The question is still in play after 60 plus years of independence, billions reserved, and even 12 Malaysian Plans, going on to the thirteenth – yes, there has been the same number of Malaysia Plans as The Doctor in BBC’s Doctor Who series.


That being said, are the Malays still desperately in need of a crutch. By “Malays”, which ones do we believe are in need of assistance?


Are we are talking about the coastal fishermen, the rubber and oil palm smallhoders, and paddy farmer?


By all means, these few do need some form of assistance and do require further aid in the form of insurance and loans to get their farming going and mechanised, if there is a push for the Industrial Revolution 4.0.


But, do these “Malays needing crutches” go all the way up to the owners of petrol stations who worry about going broke from floating the petrol price and the Tan Sris, the Tuns, the Datuk Seris and even the Datuks at the age of 26 or older, who ride on a private jet around the country.


I’m sure many can see where I am going with this line, but let’s say there are those gullible enough to say “they all need a crutch” and ask – why?


At this point I think we should ask ourselves why PPBM believes their division chiefs need assistance, when compared to the division chiefs of PKR, DAP and even Amanah.

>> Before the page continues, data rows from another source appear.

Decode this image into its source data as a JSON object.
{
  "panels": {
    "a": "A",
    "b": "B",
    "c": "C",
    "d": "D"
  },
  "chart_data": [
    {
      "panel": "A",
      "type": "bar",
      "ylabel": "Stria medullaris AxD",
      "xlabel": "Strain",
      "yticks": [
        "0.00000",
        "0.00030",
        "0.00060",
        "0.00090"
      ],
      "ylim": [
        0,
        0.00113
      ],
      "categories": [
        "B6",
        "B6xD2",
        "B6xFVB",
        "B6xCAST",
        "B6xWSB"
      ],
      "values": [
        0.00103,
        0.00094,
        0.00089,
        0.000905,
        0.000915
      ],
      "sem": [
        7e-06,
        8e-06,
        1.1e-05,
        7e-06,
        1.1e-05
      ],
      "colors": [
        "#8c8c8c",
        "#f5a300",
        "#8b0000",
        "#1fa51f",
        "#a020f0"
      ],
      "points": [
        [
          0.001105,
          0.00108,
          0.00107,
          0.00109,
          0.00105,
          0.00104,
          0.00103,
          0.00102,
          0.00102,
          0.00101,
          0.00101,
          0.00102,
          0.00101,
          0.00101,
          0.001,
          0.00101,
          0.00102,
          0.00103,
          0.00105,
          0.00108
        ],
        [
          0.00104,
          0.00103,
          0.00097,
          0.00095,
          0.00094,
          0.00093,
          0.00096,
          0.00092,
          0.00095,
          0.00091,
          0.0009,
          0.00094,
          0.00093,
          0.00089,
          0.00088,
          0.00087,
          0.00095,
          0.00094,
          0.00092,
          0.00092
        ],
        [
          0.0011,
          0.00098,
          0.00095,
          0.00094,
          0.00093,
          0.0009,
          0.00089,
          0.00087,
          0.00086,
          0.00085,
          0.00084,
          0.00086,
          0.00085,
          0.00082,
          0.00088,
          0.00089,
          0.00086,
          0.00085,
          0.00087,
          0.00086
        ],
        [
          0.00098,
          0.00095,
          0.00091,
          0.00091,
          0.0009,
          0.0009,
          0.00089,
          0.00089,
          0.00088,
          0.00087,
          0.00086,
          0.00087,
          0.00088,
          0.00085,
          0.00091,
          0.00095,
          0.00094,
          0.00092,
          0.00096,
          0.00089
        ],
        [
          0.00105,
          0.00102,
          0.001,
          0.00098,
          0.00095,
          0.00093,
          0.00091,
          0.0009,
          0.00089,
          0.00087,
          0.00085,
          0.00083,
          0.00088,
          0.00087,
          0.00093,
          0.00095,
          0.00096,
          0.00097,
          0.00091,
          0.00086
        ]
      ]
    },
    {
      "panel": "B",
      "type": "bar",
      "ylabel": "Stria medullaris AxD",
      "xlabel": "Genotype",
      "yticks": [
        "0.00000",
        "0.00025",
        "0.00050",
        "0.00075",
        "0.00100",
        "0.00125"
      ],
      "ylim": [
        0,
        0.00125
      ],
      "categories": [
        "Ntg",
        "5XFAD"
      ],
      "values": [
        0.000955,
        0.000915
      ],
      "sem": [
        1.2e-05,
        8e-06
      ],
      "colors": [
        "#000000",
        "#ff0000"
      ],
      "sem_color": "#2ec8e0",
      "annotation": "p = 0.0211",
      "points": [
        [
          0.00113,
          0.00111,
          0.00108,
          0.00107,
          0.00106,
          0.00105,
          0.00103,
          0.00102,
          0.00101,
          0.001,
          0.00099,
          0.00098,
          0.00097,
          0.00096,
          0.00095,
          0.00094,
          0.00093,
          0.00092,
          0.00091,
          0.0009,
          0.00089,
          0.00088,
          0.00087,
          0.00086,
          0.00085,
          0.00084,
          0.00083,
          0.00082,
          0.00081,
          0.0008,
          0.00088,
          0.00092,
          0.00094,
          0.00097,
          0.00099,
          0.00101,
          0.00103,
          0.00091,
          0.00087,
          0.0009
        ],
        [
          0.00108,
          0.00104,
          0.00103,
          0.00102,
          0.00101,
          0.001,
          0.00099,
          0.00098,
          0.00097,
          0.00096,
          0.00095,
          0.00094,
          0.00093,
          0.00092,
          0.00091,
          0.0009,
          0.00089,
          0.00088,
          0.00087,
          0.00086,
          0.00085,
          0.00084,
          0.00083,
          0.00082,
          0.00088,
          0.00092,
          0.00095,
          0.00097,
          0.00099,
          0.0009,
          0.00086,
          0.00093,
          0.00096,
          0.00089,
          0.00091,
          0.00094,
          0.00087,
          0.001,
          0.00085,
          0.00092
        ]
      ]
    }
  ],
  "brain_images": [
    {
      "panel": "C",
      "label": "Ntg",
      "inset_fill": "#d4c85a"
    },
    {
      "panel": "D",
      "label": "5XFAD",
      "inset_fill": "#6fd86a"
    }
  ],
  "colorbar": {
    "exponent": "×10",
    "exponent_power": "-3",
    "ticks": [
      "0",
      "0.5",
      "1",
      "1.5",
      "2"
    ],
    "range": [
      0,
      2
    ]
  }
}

Or better yet, since the idea is that division chiefs and village chiefs are to provide financial assistance to all those on the grassroot levels in all localities, why limit it to pro-government parties?


Isn’t any Malaysian regardless of politics due to financial assistance regardless of their political following, if any?


You will notice that by now I used the term Malaysian, not a Malay, or an Indian, or a Chinese, or a Chindian, or even a Malaysian of Sumatran, Javanese, Bangladeshi, Filipino or even Orang Asli heritage.


Is it still not time to push this agenda to one without race and only concerning income levels?


Because if not, it truly is the opening scene of The Purge: Election Year, of having someone yelling out that there’s “not enough to go around, some can have, some can not have” – though, I do hope we do not see Pakatan Harapan in the same light as the fictitious New Founding Fathers of America.


Nor should a party AGM sound like a group of mobster family godfathers asking to be allowed to “wet their beaks”.


The operative word that PPBM needs to work on, for their Bumiputera agenda, is justification. Why should the Bumiputeras be the only ones to receive such privileges in these times?


Where does the Bumiputera group stand in terms of equity among the others?


And if there continues to be a widening gap, or even a gap so far with all the privileges in place, why has it not moved towards a favourable income level equitable to everyone else?